In a foreword included in the guide, Sir Liam Donaldson, WHO's envoy for patient safety, writes that patient safety became a global movement following the Institute of Medicine's "To Err is Human" report in 1999 and a 2000 report from Britain's Chief Medical Office.
"Yet, the current state of patient safety worldwide is still a source of deep concern," he notes. "As data on the scale and nature of errors and adverse events have been more widely gathered, it has become apparent that unsafe care is a feature of virtually every aspect of health care."
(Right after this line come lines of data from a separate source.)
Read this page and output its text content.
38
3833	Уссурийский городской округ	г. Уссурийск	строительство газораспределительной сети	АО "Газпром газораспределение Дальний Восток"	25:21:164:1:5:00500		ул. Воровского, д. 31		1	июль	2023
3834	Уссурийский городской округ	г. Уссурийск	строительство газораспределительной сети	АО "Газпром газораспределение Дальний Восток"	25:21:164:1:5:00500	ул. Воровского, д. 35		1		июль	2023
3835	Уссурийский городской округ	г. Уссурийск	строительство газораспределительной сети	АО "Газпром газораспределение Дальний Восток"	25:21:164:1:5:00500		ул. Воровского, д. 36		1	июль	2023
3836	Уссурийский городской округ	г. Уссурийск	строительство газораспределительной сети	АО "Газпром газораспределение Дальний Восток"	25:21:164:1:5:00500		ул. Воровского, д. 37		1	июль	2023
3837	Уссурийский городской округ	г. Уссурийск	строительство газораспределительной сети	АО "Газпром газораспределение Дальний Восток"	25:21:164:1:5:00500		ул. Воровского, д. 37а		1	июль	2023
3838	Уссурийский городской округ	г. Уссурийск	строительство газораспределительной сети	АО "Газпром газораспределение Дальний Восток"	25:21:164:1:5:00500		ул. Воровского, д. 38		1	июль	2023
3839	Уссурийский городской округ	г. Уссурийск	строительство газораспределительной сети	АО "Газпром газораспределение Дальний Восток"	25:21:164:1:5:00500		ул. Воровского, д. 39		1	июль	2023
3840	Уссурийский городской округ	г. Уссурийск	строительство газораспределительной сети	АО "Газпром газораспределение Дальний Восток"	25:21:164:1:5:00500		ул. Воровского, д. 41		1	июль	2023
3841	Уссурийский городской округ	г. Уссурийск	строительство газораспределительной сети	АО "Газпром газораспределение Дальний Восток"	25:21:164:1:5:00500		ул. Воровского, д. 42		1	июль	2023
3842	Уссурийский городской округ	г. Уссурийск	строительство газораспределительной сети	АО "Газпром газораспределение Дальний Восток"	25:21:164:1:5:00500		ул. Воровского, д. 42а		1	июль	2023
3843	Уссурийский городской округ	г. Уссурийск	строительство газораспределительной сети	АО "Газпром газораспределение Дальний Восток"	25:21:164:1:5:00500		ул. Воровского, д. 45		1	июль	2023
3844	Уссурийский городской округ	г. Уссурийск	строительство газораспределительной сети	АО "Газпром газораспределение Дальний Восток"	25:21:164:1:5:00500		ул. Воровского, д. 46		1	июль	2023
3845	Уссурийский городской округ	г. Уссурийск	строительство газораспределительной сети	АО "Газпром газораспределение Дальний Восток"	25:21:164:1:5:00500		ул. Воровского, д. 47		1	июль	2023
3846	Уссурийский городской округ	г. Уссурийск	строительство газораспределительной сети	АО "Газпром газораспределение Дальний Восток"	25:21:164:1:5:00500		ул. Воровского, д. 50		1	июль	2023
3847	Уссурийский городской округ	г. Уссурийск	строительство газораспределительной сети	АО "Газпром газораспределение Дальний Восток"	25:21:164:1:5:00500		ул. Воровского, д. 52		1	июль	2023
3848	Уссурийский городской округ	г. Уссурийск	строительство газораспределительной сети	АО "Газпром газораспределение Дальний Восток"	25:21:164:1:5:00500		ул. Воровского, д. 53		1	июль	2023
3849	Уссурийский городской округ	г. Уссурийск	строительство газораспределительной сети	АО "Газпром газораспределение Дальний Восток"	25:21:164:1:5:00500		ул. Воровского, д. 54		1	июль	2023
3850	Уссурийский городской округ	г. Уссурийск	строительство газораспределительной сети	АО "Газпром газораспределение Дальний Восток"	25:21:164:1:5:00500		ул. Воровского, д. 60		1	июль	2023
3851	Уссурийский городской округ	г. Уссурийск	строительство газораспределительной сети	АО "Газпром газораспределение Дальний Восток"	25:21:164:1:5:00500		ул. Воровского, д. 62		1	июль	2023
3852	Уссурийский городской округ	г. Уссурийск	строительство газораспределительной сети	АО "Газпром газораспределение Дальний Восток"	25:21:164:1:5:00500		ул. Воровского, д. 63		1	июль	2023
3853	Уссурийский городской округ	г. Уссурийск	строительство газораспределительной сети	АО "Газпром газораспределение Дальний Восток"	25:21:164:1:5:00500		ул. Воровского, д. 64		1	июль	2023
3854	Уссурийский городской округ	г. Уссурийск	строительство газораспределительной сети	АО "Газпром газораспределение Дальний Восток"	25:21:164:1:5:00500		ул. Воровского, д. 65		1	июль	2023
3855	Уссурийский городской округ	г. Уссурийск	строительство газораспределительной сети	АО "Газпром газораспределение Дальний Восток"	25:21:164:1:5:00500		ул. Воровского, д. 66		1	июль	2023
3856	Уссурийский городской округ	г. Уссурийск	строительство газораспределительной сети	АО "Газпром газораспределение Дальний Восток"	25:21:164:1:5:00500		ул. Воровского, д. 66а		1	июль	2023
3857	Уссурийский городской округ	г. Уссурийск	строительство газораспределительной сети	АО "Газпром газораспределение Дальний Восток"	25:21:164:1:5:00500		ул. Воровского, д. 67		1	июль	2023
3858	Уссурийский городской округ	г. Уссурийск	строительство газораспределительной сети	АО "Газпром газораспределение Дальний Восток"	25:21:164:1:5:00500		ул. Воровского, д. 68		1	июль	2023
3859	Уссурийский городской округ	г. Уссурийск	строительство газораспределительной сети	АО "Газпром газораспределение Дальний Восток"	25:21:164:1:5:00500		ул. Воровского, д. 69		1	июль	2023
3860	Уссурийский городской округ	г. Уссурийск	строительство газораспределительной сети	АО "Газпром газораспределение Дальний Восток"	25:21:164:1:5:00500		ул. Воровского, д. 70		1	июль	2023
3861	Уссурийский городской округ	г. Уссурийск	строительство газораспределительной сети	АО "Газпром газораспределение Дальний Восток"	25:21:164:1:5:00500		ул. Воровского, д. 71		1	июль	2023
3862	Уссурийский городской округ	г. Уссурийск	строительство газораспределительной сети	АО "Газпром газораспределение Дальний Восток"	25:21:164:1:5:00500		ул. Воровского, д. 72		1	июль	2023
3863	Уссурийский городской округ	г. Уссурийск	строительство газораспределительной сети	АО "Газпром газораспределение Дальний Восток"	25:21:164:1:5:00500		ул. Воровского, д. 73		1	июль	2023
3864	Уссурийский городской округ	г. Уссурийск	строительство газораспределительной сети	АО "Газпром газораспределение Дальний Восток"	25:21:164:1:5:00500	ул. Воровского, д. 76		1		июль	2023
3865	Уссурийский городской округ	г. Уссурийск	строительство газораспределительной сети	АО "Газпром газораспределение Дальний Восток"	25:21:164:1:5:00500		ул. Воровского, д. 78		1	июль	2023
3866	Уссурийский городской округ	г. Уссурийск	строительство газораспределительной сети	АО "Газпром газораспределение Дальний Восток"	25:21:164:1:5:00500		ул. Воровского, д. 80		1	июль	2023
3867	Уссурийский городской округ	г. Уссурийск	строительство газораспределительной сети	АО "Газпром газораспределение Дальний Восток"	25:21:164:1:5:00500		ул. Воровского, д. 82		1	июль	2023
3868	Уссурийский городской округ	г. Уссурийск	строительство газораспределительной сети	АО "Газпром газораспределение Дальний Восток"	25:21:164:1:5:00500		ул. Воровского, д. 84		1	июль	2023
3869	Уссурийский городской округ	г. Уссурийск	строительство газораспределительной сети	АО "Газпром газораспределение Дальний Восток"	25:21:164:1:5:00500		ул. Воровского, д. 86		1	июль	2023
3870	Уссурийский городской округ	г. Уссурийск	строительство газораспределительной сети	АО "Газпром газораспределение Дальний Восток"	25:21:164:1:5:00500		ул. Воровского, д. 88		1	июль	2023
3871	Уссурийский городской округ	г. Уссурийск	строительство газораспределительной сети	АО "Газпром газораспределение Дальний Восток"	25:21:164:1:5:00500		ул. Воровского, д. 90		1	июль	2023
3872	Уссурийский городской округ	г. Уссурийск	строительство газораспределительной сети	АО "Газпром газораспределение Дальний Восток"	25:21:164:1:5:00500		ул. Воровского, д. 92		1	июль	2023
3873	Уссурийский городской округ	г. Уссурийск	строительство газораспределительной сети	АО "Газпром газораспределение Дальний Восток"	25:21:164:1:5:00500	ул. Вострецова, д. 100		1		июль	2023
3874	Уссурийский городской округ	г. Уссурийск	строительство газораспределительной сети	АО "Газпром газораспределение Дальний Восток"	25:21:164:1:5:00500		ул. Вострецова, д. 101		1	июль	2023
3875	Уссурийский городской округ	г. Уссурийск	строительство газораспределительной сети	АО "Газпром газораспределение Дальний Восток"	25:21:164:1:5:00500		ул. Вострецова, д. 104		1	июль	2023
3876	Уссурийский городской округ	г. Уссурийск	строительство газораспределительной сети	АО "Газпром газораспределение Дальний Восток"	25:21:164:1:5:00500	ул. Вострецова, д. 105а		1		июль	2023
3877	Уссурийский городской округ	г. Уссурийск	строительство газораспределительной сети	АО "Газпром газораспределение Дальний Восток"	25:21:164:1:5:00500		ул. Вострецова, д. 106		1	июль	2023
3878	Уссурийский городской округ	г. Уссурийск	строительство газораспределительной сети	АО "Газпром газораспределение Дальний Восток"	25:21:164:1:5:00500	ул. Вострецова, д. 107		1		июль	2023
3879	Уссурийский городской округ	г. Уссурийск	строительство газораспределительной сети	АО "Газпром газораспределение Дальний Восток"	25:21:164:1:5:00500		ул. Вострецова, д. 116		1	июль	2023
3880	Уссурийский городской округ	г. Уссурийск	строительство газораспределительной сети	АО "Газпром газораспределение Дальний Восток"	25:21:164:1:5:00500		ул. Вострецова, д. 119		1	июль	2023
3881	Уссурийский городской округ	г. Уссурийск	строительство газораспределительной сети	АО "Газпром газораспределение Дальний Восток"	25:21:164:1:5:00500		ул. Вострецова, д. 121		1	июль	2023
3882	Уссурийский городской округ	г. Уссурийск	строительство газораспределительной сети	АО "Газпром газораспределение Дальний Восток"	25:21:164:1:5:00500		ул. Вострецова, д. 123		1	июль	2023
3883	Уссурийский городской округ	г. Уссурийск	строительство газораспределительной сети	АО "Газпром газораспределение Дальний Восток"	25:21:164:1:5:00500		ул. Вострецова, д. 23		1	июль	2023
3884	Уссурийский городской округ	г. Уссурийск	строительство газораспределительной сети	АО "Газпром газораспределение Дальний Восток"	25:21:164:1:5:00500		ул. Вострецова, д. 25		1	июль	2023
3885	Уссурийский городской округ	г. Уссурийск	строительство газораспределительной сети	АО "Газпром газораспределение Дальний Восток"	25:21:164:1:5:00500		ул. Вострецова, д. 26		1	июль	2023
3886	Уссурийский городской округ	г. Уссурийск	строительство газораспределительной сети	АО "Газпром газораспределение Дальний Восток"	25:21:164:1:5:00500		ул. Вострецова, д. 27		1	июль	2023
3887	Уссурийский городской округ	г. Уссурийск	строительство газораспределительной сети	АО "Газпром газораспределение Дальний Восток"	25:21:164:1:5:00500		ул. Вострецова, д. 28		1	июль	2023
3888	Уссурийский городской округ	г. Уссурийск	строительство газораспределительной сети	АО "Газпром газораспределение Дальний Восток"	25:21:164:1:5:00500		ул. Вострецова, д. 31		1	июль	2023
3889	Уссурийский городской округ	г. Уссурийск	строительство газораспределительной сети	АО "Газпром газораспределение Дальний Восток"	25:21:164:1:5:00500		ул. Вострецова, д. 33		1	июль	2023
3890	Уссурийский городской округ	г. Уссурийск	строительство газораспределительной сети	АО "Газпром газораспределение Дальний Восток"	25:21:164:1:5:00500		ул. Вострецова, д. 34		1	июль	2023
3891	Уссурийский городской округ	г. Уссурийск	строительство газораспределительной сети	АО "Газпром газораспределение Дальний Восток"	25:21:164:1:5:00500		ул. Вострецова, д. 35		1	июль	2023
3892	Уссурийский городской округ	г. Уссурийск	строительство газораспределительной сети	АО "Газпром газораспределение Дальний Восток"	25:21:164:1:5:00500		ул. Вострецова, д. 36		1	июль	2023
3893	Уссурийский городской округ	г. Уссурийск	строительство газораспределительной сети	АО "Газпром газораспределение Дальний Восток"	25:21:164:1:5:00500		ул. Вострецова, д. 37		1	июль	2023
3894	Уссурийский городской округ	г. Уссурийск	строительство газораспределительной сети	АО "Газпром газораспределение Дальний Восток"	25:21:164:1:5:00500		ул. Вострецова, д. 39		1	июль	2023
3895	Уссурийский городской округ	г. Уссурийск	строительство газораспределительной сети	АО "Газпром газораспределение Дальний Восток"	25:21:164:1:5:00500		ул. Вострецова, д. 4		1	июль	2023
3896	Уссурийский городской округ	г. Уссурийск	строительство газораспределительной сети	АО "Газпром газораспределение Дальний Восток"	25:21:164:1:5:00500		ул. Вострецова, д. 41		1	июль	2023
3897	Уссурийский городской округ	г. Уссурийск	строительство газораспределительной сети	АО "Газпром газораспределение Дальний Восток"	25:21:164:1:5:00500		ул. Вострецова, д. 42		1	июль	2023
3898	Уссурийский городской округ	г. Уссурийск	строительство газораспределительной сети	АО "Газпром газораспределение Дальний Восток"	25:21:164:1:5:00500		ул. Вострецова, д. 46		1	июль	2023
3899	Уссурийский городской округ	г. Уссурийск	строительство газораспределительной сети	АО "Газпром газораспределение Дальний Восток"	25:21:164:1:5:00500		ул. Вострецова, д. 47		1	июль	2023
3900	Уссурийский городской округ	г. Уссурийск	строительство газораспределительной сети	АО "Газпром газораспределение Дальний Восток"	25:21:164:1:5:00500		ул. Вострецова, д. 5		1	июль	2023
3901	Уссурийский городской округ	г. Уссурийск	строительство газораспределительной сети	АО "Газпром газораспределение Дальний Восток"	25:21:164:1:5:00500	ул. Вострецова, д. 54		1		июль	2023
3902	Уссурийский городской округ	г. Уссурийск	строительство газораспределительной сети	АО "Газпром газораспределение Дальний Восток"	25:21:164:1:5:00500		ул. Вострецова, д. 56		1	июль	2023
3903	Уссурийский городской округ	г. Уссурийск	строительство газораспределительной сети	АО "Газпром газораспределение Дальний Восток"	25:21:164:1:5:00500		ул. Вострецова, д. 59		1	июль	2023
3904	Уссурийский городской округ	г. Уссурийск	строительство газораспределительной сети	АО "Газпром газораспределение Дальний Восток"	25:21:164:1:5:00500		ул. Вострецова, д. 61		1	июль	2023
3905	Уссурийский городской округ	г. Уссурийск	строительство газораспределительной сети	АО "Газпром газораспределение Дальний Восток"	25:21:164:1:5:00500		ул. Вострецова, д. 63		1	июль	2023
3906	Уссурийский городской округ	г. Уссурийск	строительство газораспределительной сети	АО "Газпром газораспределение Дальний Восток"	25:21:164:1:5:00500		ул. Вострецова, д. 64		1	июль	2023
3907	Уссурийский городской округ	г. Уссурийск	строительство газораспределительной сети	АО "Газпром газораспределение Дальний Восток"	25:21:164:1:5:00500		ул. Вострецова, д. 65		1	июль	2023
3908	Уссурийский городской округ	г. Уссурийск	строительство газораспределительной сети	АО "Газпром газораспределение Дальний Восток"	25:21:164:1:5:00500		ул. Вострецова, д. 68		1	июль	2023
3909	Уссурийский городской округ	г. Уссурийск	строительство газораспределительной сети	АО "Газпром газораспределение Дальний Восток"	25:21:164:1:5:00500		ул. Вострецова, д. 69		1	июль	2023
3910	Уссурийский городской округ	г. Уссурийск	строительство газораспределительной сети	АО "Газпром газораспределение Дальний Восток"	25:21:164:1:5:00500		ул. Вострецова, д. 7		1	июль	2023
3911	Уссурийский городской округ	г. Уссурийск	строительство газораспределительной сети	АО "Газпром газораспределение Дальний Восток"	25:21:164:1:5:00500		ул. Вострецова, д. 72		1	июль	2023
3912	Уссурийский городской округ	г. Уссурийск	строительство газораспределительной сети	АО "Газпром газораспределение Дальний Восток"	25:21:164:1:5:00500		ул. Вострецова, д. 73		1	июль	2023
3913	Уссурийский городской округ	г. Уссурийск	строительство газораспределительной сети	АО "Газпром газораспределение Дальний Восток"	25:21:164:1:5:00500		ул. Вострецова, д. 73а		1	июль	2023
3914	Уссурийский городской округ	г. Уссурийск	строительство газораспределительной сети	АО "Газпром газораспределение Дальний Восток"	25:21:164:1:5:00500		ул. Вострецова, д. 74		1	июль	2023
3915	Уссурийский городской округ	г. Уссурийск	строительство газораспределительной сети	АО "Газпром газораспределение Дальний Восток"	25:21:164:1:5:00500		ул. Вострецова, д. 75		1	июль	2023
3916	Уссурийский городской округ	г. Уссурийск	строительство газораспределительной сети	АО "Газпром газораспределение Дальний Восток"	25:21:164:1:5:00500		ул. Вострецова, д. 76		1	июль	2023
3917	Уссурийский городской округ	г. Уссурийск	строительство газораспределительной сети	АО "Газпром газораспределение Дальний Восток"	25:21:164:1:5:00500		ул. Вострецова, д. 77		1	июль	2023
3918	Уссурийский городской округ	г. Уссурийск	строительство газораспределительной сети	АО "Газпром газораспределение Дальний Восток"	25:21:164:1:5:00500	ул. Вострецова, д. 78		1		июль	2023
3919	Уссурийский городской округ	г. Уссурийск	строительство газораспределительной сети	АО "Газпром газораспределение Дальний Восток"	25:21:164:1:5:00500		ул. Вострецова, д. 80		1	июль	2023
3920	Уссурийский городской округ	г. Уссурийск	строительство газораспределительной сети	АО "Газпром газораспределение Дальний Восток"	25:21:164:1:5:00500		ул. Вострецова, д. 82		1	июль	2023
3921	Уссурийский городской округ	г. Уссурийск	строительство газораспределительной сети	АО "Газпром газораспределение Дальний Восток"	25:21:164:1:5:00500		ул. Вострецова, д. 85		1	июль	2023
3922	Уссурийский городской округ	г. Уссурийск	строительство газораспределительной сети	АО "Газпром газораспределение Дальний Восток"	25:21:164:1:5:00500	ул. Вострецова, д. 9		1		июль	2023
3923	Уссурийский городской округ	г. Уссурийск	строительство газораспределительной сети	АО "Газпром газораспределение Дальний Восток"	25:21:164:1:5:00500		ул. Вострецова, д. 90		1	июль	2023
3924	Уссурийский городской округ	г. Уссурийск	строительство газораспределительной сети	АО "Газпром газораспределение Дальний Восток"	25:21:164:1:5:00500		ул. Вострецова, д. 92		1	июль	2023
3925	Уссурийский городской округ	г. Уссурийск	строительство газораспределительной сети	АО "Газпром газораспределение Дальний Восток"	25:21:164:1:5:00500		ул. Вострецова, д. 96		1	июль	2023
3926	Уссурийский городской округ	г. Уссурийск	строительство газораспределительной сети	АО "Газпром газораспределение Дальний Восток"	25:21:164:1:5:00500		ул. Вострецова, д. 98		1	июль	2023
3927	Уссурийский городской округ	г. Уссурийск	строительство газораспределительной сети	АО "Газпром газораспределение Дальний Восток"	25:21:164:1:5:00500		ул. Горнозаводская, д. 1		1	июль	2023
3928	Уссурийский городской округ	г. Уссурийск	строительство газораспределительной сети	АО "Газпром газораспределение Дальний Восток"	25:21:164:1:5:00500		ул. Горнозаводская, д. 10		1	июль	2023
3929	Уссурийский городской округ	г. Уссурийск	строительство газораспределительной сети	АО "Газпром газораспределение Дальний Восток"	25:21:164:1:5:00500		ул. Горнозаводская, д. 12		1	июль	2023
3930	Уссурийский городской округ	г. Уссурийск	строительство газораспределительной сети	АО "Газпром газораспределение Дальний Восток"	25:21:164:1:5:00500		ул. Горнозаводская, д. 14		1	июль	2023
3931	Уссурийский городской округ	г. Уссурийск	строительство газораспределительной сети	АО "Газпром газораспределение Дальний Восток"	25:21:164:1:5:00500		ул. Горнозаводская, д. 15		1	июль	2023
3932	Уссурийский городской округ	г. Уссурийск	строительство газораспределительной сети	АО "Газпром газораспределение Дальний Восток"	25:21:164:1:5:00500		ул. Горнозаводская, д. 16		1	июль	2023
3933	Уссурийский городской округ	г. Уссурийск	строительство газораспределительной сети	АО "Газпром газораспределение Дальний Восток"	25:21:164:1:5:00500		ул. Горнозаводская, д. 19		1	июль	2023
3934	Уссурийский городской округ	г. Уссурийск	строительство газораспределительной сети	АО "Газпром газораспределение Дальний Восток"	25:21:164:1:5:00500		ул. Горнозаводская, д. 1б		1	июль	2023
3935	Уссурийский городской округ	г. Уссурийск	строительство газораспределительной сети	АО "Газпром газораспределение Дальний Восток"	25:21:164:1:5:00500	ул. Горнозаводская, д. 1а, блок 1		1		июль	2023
The guide includes teaching slides on 11 topics ranging from improving medication safety to effective teamwork and infection prevention and control. Its slides explain why patient safety has become an urgent concern: Patients can't rely on antibiotics; there is an increased rate of nosocomial infections; and infected patients stay in hospitals longer, might die, and are prone to surgical site infections). It also discusses causes of infections and strategies for preventing them, including hand washing, housekeeping, and personal protective equipment (PPE).
WHO wants facilities to start with Part A of the guide, which is an educator's guide containing advice on how to introduce and build patient safety courses. The organization has posted endorsement letters from the International Council of Nurses and the International Pharmaceutical Federation.